During the first 2 days of the keto diet, the body uses previously ingested carbohydrates to obtain the required amount of energy. They entered the body even before it began to lose weight.

difficulties for the body

In addition, it becomes more difficult because all previously stored carbohydrates have already been used up and energy has to be supplied somewhere. Therefore, the body begins to process protein into glucose.

This puts the human body in a stressful situation. At this point, it can pull protein from muscle tissue, causing weakness and sometimes pain in the muscles.

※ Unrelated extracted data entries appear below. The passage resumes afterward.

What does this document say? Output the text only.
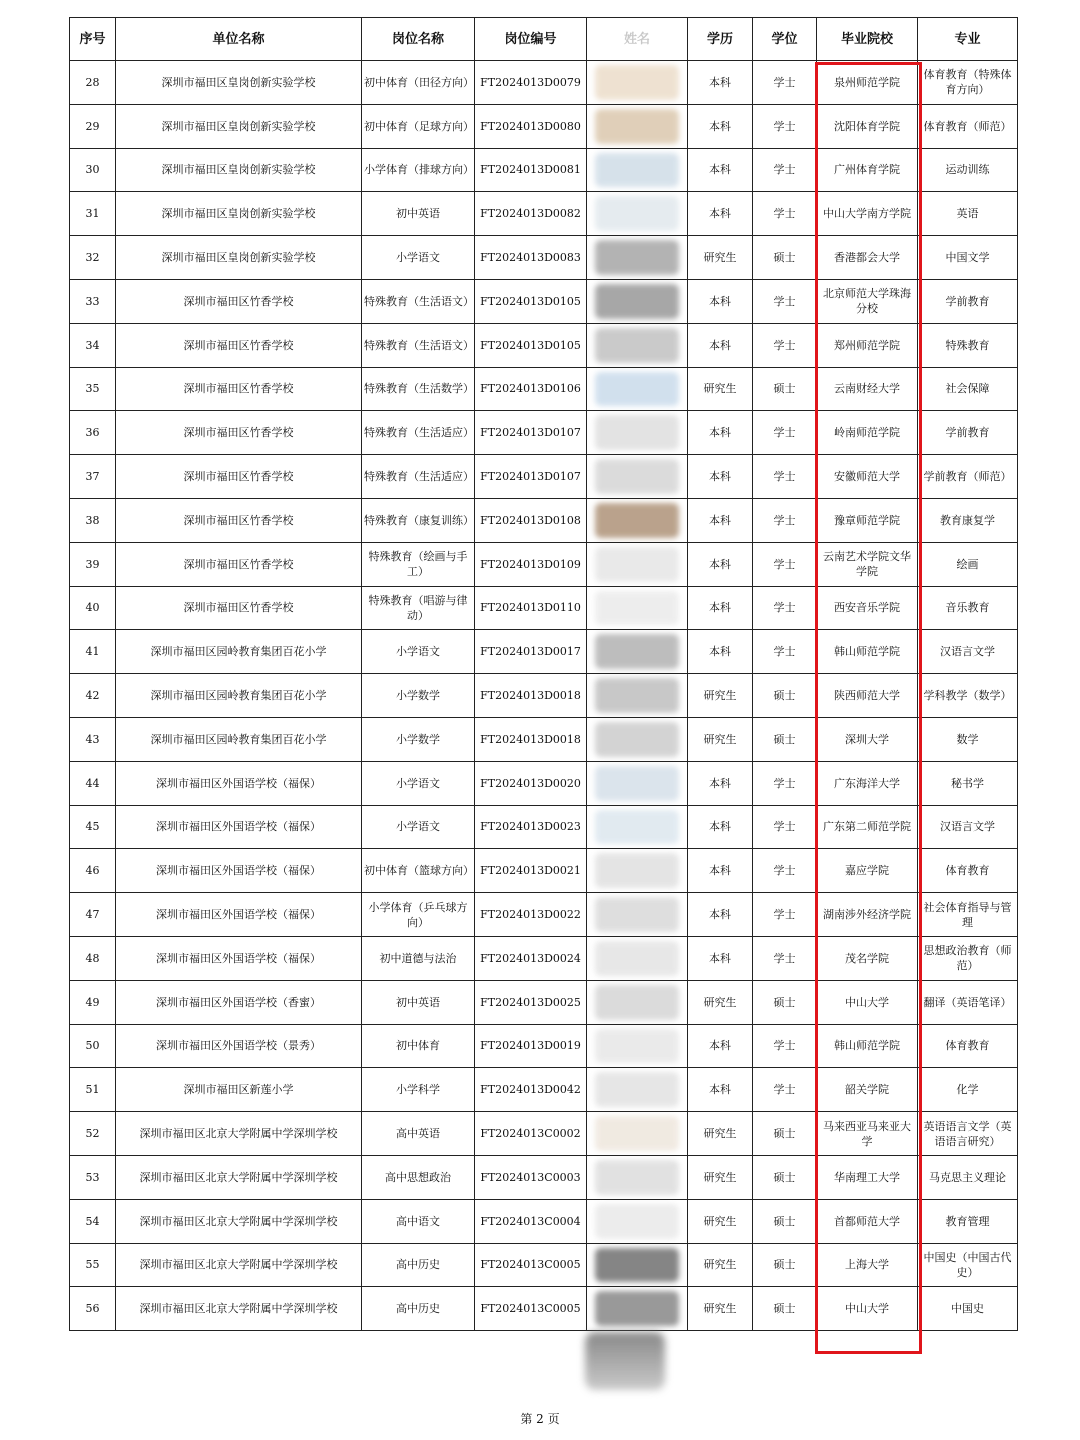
序号	单位名称	岗位名称	岗位编号	姓名	学历	学位	毕业院校	专业
28	深圳市福田区皇岗创新实验学校	初中体育（田径方向）	FT2024013D0079		本科	学士	泉州师范学院	体育教育（特殊体育方向）
29	深圳市福田区皇岗创新实验学校	初中体育（足球方向）	FT2024013D0080		本科	学士	沈阳体育学院	体育教育（师范）
30	深圳市福田区皇岗创新实验学校	小学体育（排球方向）	FT2024013D0081		本科	学士	广州体育学院	运动训练
31	深圳市福田区皇岗创新实验学校	初中英语	FT2024013D0082		本科	学士	中山大学南方学院	英语
32	深圳市福田区皇岗创新实验学校	小学语文	FT2024013D0083		研究生	硕士	香港都会大学	中国文学
33	深圳市福田区竹香学校	特殊教育（生活语文）	FT2024013D0105		本科	学士	北京师范大学珠海分校	学前教育
34	深圳市福田区竹香学校	特殊教育（生活语文）	FT2024013D0105		本科	学士	郑州师范学院	特殊教育
35	深圳市福田区竹香学校	特殊教育（生活数学）	FT2024013D0106		研究生	硕士	云南财经大学	社会保障
36	深圳市福田区竹香学校	特殊教育（生活适应）	FT2024013D0107		本科	学士	岭南师范学院	学前教育
37	深圳市福田区竹香学校	特殊教育（生活适应）	FT2024013D0107		本科	学士	安徽师范大学	学前教育（师范）
38	深圳市福田区竹香学校	特殊教育（康复训练）	FT2024013D0108		本科	学士	豫章师范学院	教育康复学
39	深圳市福田区竹香学校	特殊教育（绘画与手工）	FT2024013D0109		本科	学士	云南艺术学院文华学院	绘画
40	深圳市福田区竹香学校	特殊教育（唱游与律动）	FT2024013D0110		本科	学士	西安音乐学院	音乐教育
41	深圳市福田区园岭教育集团百花小学	小学语文	FT2024013D0017		本科	学士	韩山师范学院	汉语言文学
42	深圳市福田区园岭教育集团百花小学	小学数学	FT2024013D0018		研究生	硕士	陕西师范大学	学科教学（数学）
43	深圳市福田区园岭教育集团百花小学	小学数学	FT2024013D0018		研究生	硕士	深圳大学	数学
44	深圳市福田区外国语学校（福保）	小学语文	FT2024013D0020		本科	学士	广东海洋大学	秘书学
45	深圳市福田区外国语学校（福保）	小学语文	FT2024013D0023		本科	学士	广东第二师范学院	汉语言文学
46	深圳市福田区外国语学校（福保）	初中体育（篮球方向）	FT2024013D0021		本科	学士	嘉应学院	体育教育
47	深圳市福田区外国语学校（福保）	小学体育（乒乓球方向）	FT2024013D0022		本科	学士	湖南涉外经济学院	社会体育指导与管理
48	深圳市福田区外国语学校（福保）	初中道德与法治	FT2024013D0024		本科	学士	茂名学院	思想政治教育（师范）
49	深圳市福田区外国语学校（香蜜）	初中英语	FT2024013D0025		研究生	硕士	中山大学	翻译（英语笔译）
50	深圳市福田区外国语学校（景秀）	初中体育	FT2024013D0019		本科	学士	韩山师范学院	体育教育
51	深圳市福田区新莲小学	小学科学	FT2024013D0042		本科	学士	韶关学院	化学
52	深圳市福田区北京大学附属中学深圳学校	高中英语	FT2024013C0002		研究生	硕士	马来西亚马来亚大学	英语语言文学（英语语言研究）
53	深圳市福田区北京大学附属中学深圳学校	高中思想政治	FT2024013C0003		研究生	硕士	华南理工大学	马克思主义理论
54	深圳市福田区北京大学附属中学深圳学校	高中语文	FT2024013C0004		研究生	硕士	首都师范大学	教育管理
55	深圳市福田区北京大学附属中学深圳学校	高中历史	FT2024013C0005		研究生	硕士	上海大学	中国史（中国古代史）
56	深圳市福田区北京大学附属中学深圳学校	高中历史	FT2024013C0005		研究生	硕士	中山大学	中国史
第 2 页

But soon the time begins when fat is burned directly.

From this, the following pattern emerges: the adaptation of the human body to emergency situations, the production of ketone bodies and the burning of fat mass. In addition, the breakdown of proteins slows down.

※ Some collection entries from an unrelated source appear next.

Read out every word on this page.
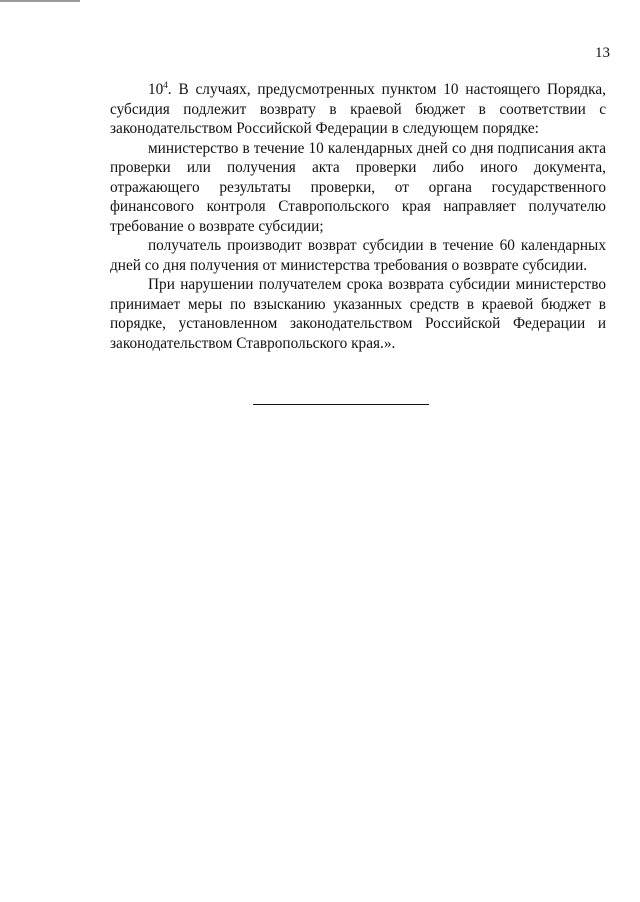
13

$10^4$. В случаях, предусмотренных пунктом 10 настоящего Порядка, субсидия подлежит возврату в краевой бюджет в соответствии с законодательством Российской Федерации в следующем порядке:

министерство в течение 10 календарных дней со дня подписания акта проверки или получения акта проверки либо иного документа, отражающего результаты проверки, от органа государственного финансового контроля Ставропольского края направляет получателю требование о возврате субсидии;

получатель производит возврат субсидии в течение 60 календарных дней со дня получения от министерства требования о возврате субсидии.

При нарушении получателем срока возврата субсидии министерство принимает меры по взысканию указанных средств в краевой бюджет в порядке, установленном законодательством Российской Федерации и законодательством Ставропольского края.».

If you follow the basic recommendations from experts, you can lose anywhere from 0. 5 to 2. 5 kilograms per week. The maximum period you can stay on a ketogenic diet is 3 weeks.

List of recommended and prohibited products

The main feature of this diet is that the bulk of the diet will be foods high in protein. Below is a list of the most important foods for the keto diet and those that are best avoided.

Recommended:

  1. Meat. Of course, it is the main source of protein and vitamins. It is better to eat poultry, cow, rabbit or pork.
  2. A fish. A real treasure, consisting of an enormous amount of protein and polyunsaturated fatty acids. Suitable for redfish, herring, cod, capelin, flounder, tuna and halibut. Remember that meat and fish must be either steamed or baked in the oven.
  3. Various seafood. For example, protein-rich mussels or squid. Also suitable for crabs. Shrimp and oysters are easy to digest.
  4. eggs. The most enriched microelements are considered chicken and quail.
  5. Nuts. They can be added to main courses and also used as a snack. For example walnut, hazelnut, almond or pistachio.
  6. Vegetables. Of course, they are low in calories and high in fiber. But some of them contain a lot of carbohydrates. It is recommended to eat cabbage, zucchini, cucumbers, radishes, spinach, lettuce and greens.
  7. Fruit. Limit severely. Only sour apple, grapefruit, orange are allowed.
  8. Dairy products. Don't neglect their use. They are rich in calcium, vitamins and minerals. You can cottage cheese, unsweetened yogurt, cheese, low-fat kefir.

Forbidden:

  1. First of all, different types of confectionery should be completely excluded: cakes, candies, cookies.
  2. sweet fruits. These include banana, grapes, persimmon, mango.
  3. Vegetables with too many carbohydrates. These are potatoes, corn, garlic, onions, sweet potatoes.
  4. bakery products.
  5. Different types of grain.

It is recommended not to consume more than 50 grams of carbohydrates per day. You also need to drink plenty of fluids. At least 2 liters per day.

Menu for a week on a keto diet

Composing a diet based on the above recommended and forbidden foods is not difficult.

A ketogenic diet for a week can include meat of any kind, fish, various types of seafood, dairy products, eggs, unsweetened fruits, vegetables, nuts. You can also add mushrooms, vegetable oil, spices and spices here.

It's important to remember that the keto diet requires at least three main meals.

A keto diet, an approximate menu for a week, easily selected from a template:

  1. Breakfast: any egg dish.
  2. Snack: milk/protein shake or nuts.
  3. Lunch: a lean meat dish.
  4. Dinner: Seafood in any form.
  5. Second dinner: fermented milk product.